The Paramount film, which is the first studio pro­duction to center around the Rev. Dr. Martin Luther King Jr., not only earned top hon­ors among the Black critics, but also received nods for Best Director (Ava DuVer­nay), Best Actor (Davis Oy­elowo) and Best Song (John Legend’s and Common’s theme song, “Glory,”) the film critics association an­nounced this week.

A mix of Hollywood vet­erans and fledglings were recognized in the other cat­egories.

Best actress went to Gugu Mbatha-Raw for her lead role in “Belle,” a period dra­ma in which the illegitimate, bi-racial daughter of a Brit­ish admiral plays a pivotal role in abolishing slavery in England. Octavia Spencer, of “The Help” fame, won best supporting actress for her role in “Black and White,” a story of a bitter custody battle. Tyler Perry and J.K. Simmons shared best sup­porting actor honors—Perry won for his role as an attor­ney in “Gone Girl” and Sim­mons for his portrayal overly exuberant music instructor in “Whiplash.”

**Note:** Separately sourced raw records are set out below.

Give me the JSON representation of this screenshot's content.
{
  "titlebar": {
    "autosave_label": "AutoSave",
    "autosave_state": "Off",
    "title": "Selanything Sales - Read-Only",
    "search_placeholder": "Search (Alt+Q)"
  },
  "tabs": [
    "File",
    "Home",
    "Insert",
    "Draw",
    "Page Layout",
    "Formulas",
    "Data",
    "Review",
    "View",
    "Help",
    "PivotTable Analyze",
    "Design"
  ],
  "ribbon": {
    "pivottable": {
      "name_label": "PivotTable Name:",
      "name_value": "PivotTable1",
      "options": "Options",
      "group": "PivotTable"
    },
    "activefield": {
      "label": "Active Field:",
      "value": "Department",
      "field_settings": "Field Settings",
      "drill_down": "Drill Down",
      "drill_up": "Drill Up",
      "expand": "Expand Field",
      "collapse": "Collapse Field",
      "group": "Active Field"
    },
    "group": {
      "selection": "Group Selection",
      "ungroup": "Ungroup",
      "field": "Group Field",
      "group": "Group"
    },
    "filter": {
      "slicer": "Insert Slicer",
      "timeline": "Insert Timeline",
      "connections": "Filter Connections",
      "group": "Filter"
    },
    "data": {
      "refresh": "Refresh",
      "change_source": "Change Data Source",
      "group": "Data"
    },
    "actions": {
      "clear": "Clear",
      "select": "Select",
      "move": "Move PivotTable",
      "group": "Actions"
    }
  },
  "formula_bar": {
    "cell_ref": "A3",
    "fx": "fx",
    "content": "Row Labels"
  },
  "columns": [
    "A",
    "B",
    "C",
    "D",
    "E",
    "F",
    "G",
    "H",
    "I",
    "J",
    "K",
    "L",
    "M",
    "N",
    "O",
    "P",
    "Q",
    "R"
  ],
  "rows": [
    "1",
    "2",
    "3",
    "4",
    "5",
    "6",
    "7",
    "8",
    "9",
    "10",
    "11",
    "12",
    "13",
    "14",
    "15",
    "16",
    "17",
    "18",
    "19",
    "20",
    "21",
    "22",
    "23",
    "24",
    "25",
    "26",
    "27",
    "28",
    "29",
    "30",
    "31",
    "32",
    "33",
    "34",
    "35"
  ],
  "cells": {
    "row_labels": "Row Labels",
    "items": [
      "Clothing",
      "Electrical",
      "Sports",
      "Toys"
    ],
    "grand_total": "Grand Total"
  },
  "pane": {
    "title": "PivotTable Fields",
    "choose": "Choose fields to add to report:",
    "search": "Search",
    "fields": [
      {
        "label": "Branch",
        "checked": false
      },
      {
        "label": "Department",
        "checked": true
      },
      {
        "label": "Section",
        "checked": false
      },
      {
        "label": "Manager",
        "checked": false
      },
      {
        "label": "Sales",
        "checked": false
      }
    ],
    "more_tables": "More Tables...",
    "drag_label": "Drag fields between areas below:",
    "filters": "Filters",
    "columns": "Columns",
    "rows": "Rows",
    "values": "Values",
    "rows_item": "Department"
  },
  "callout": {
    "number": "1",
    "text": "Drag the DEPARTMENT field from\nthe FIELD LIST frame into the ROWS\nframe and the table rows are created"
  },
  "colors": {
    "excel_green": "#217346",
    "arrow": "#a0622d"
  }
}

“Dear White People” won best independent film and cast member Tessa Thomp­son earned the nod for best breakout performance with her part as a college student activist. Top screenplay honors went to Gina Prince-Bythewood for “Beyond the Lights” and best ensemble went to the James Brown biopic “Get On Up.” Best documentary went to “Life Itself,” about the career of critic Roger Ebert, and best world cinema honors went to “Timbuktu,” a political dra­ma about Islamic militants briefly occupying Timbuktu, according to USA Today.

“Our members found the output of cinema released this year to be a truly in­sightful mix of titles that reflect the world we live in,” AAFCA president Gil Rob­ertson said in a statement. “The members of AAFCA were especially pleased with this range of storytell­ing supported by the studios that gave voice to the many sides of the experience of Black people in America and around the world. We had a lot to pick from this year from ‘Belle,’ ‘Dear White People,’ ‘Top Five,’ ‘Tim­buktu’ and ‘Selma’ and hope the industry will continue to provide a platform for diver­sity on the big screen.”

The AAFCA will hold its annual award ceremony on Feb. 4 at the Taglyan Com­plex in Hollywood.